DISEASE COURSE AND PROGNOSIS.

Although once considered a relatively benign disease, RA is now known to result in considerable disability and a higher than expected mortality rate. Approximately 20% of patients will improve spontaneously or even achieve remission, especially in the 1st year of disease; however, chronic disease progression and functional deterioration occur in the majority. Long-term studies have shown RA patients to have 6 times the probability of severe limitations in activity, 4 times as many restricted activity days, and 10 times the work disability rate as the general population, and approximately 50% are forced to stop working within 10 years of diagnosis. A higher mortality rate also correlates with the degree of disability and results from infections, systemic manifestations, and gastrointestinal bleeding or perforation. The economic impact on the health care system is also substantial.

THERAPEUTIC MANAGEMENT.

Objectives of management include (1) relief of pain and stiffness, (2) reduction of inflammation, (3) minimization of undesirable drug side effects, (4) preservation of muscle strength and joint function, and (5) maintenance of as normal a lifestyle as possible. The basic initial program that achieves these objectives for the great majority of patients consists of (1) adequate rest, (2) adequate anti-inflammatory therapy, and (3) physical measures to maintain joint function. An additional objective, (6) to attempt to modify the disease course with early, aggressive drug therapies, has recently been advocated because of prognosis studies and the findings that rheumatoid pannus invades and irreversibly damages articular cartilage within 1 to 2 years of disease onset. Identification of patients at highest risk for a poor outcome may be possible by detecting high serum levels of rheumatoid

factor and by DNA typing of HLA-DRB1 alleles; however, this approach is currently unproven. Moreover, it is unclear that the current armamentarium of disease-modifying drugs can achieve this goal.

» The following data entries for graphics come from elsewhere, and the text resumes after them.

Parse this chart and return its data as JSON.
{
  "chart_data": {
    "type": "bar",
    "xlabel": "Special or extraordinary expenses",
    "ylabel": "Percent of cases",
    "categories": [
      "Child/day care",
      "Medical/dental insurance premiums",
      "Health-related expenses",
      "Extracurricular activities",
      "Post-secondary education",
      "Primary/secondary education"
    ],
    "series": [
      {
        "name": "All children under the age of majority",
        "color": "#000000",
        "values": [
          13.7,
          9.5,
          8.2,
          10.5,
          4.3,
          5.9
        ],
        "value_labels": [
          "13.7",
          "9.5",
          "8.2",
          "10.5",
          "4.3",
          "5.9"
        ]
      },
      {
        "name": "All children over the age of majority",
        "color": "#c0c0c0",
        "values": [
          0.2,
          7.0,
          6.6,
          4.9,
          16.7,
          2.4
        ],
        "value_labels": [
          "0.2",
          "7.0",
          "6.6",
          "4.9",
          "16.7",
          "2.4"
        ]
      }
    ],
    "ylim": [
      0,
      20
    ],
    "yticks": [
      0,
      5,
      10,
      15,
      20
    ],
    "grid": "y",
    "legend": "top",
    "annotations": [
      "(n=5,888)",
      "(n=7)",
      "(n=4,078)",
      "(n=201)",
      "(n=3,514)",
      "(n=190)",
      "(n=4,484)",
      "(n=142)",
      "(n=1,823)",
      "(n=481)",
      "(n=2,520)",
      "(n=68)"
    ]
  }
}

Any confusion arising from the complementary requirements of rest and exercise should be promptly dispelled. Bed rest tends to decrease the general systemic inflammatory response, and most patients soon learn that their midafternoon fatigue is significantly reduced by a period of rest. During acute attacks, longer rest periods and perhaps even remaining in bed for the duration of the attack may be required to treat the inflammation.

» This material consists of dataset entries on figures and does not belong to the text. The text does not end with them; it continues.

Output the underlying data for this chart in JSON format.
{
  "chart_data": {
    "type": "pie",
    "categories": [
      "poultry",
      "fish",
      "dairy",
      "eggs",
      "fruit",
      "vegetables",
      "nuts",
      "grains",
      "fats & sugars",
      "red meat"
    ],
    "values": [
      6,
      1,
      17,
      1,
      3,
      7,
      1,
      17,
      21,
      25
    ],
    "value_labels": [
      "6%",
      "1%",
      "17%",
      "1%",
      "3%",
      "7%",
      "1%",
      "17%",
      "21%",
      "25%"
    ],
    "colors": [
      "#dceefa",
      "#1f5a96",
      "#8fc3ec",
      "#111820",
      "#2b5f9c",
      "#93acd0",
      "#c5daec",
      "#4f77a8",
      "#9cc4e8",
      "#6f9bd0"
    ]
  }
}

At the same time, full range of joint motion should be maintained, which can usually be accomplished by the patient through graded exercise programs. However, during acute attacks, passive range-of-motion exercises by a physical therapist or instructed layperson may be indicated. Physical overexertion increases synovitis and inflammation in joints affected by RA, but this limitation does not contradict the usefulness of appropriate exercise. Exercise, as well as heat treatments such as showers, baths, warm pools, paraffin baths, or hot packs, should be used to loosen the joints and relieve stiffness. Exercise following the heat treatment maintains the motion of affected joints and prevents muscle atrophy.

NON-STEROIDAL ANTI-INFLAMMATORY DRUGS.

Anti-inflammatory therapy is crucial to the basic program. Salicylates are inexpensive, generally well tolerated, and demonstrably effective in controlling RA inflammation. The patient needs to understand that a larger dose is required than would be used for analgesia alone. A constant blood level of 20 to 30 mg/dL is needed, which for most patients requires between 3 and 6 g of aspirin per day. All patients should be monitored for toxic levels by blood tests and should be alerted to report deafness, ringing in the ears, or gastrointestinal intolerance. With the availability of buffered and coated aspirin, a suitable salicylate preparation can be found for almost any patient.

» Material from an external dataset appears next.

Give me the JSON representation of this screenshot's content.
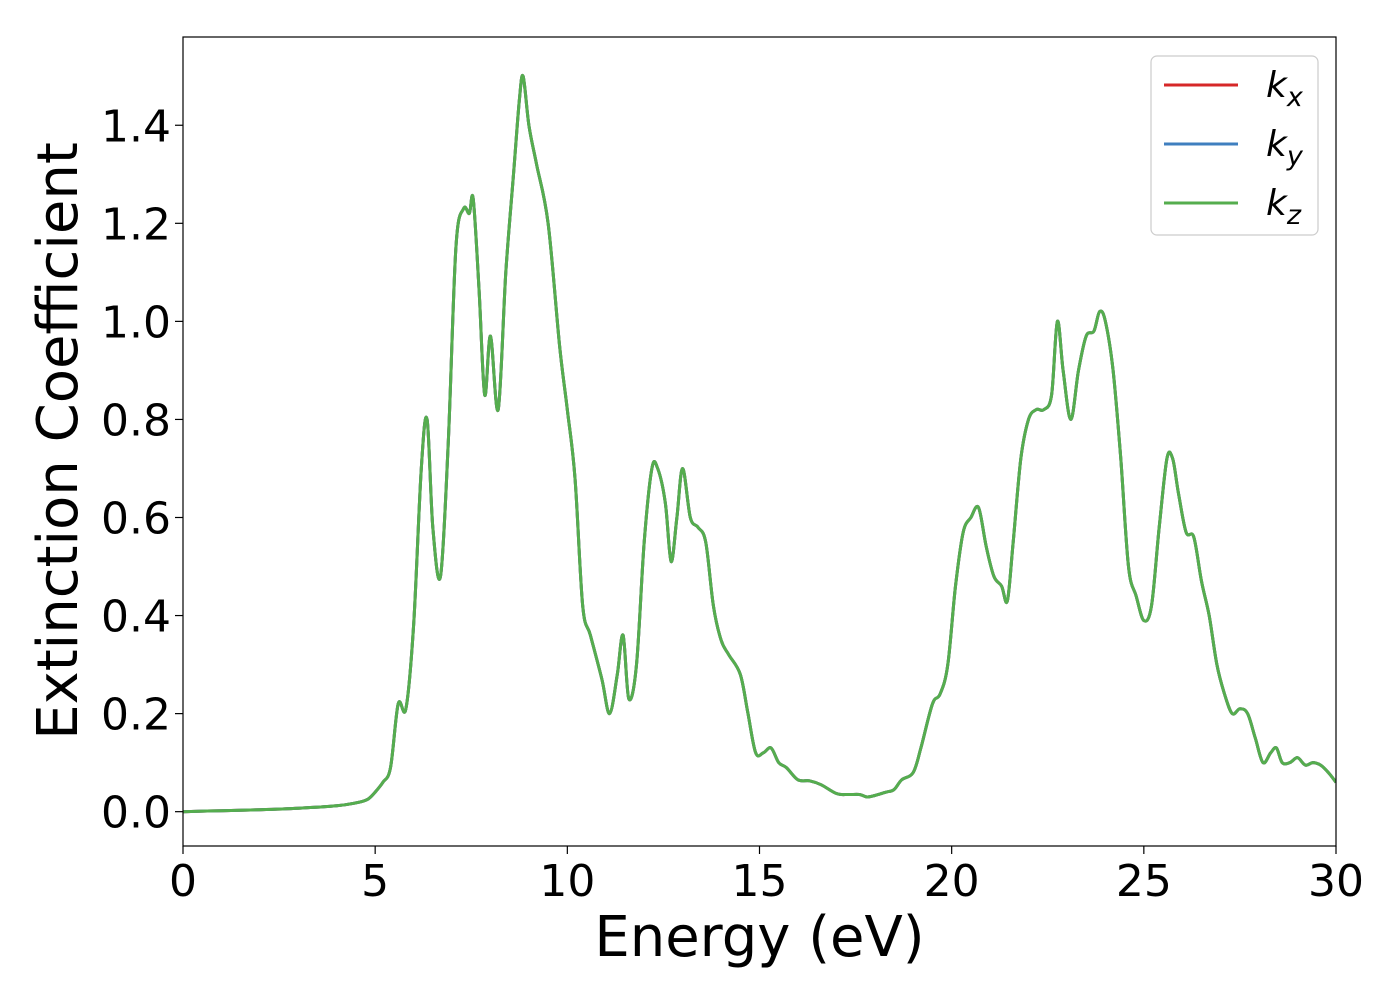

Many other non-steroidal anti-inflammatory drugs (NSAIDs) that are effective against pain, fever, and inflammation in RA are available. These cyclooxygenase (COX)-1 and -2 inhibitors include ibuprofen, ketoprofen, flurbiprofen, oraprozin, naproxen, nabumetone, tolmetin, indomethacin, sulindac, piroxicam, diclofenac, diflunisal, and etodolac. Most of these drugs may be beneficial in RA but do not modify disease progression. Clinical experience suggests an occasional need to change from one to another of these drugs to minimize side effects and to give maximal symptomatic benefit to individual patients. Non-acetylated salicylates (sodium or choline) may be useful at times in patients intolerant of other NSAIDs or those with aspirin (and NSAID) hypersensitivity.